Читаем Северный лес полностью

Разумеется, тут кроется тайна: тарелки, портреты, сложенные юбки – где же хозяйки всего этого добра? Треворс находит мое любопытство любопытным – говорит, есть лишь два места, где они могут быть, и воздевает очи к небу, а затем опускает в пол. Но раз уж все здесь подернуто Временем, отчего бы не попытаться соскоблить верхние слои? Ночью я могу выбирать, улечься ли мне в северной лощине Элис (Мэри?), или свернуться клубочком в южной серповидной долине Мэри (Элис?), или вовсе растянуться поперек хребта, разделяющего кровать пополам. Как редко нам доводится видеть жизнь, брошенную in media res![24] Кому не захочется разузнать побольше? Приходят на память наши Помпеи (

locus amoenus[25] – я за этюдником в саду, Вы пишете у себя за столом; та торговка рыбой – хорошенькая, с пылающим взором; мягкий песок тенистых бухт). Но что тогда стало их Везувием? Ураган? Поветрие? Или свирепая хворь, забравшая сперва одну сестру, а затем другую? Если не брать в расчет пару упавших книжек и перевернутых стульев, а также пятна крови, оставшиеся после бесчинства пантеры, комнаты весьма опрятны, и все лежит на своих местах.
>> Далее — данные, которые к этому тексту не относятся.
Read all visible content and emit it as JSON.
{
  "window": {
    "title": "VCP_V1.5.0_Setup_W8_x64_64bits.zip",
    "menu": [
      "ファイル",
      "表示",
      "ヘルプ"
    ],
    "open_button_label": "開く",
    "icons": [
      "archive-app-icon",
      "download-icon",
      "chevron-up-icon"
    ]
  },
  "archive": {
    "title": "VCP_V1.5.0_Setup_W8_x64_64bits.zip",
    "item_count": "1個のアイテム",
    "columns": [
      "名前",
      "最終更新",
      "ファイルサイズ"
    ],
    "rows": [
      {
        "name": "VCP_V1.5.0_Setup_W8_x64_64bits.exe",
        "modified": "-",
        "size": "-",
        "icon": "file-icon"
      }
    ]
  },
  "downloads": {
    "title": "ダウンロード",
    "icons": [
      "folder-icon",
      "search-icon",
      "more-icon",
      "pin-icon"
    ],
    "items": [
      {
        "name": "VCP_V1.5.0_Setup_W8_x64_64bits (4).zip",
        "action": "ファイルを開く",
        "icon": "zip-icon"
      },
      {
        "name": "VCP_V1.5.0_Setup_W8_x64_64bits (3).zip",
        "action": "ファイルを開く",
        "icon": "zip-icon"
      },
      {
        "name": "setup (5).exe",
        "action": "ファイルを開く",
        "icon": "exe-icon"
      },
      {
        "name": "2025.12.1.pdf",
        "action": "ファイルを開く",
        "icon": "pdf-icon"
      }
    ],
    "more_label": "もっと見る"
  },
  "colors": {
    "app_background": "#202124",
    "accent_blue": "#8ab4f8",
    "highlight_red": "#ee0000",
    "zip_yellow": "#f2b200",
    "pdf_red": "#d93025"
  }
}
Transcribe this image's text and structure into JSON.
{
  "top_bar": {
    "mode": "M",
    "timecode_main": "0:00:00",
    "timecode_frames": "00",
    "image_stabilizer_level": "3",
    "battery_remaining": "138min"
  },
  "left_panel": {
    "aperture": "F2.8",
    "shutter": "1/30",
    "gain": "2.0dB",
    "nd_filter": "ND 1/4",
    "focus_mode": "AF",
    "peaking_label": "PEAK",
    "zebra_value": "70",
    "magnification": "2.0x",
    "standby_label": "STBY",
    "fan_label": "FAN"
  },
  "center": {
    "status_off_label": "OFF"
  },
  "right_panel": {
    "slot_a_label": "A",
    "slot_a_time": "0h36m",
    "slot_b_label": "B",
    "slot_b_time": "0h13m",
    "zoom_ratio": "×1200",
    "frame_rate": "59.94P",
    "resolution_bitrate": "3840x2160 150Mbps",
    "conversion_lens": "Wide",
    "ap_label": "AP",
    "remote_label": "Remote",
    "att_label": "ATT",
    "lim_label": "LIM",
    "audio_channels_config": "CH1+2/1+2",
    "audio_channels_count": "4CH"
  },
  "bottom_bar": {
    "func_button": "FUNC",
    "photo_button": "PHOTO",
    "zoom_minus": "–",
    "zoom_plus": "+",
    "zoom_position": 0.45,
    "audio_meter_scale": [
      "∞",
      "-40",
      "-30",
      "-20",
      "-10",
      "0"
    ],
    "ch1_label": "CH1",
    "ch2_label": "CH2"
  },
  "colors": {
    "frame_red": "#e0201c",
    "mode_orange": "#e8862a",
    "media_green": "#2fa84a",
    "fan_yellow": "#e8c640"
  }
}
Итак, вояж! Но куда? В Нью-Хейвен, чтобы на старости лет вверить себя заботам незамужней кузины? Возможно, даже вероятно, но до чего скучно! La Floride?

[26] Уже лучше – там хотя бы аллигаторы. Нет, постойте, я знаю: одна сестра прикончила другую. Ссора из-за мужчины – красивый молодой торговец конями, кувыркавшийся в амбаре то с одной, то с другой. Сам их не различает, но дамы ведут счет. Держу пари, убийца – Элис. Закапывает Мэри в лесу и бежит с любовником в Сан-Франциско, где, снедаемая чувством вины, погружается в пучину выпивки и долгов. Быть может, она до сих пор там, одна из тех бессмертных старушек, что толкают розовощеких прачек на путь порока. Слишком мрачно? Что ж, как насчет тура по Европе? По нашим следам – скользят по каналам Венеции, в ситцевых платьях с высоким воротником и с яблоками в руках, очарованные красавцем-гондольером. Элис с этюдником, Мэри пишет свои “Странствия”, которые прославят ее как Гете ее времени.

Вот Вам моя подача. Отбивайте своей догадкой.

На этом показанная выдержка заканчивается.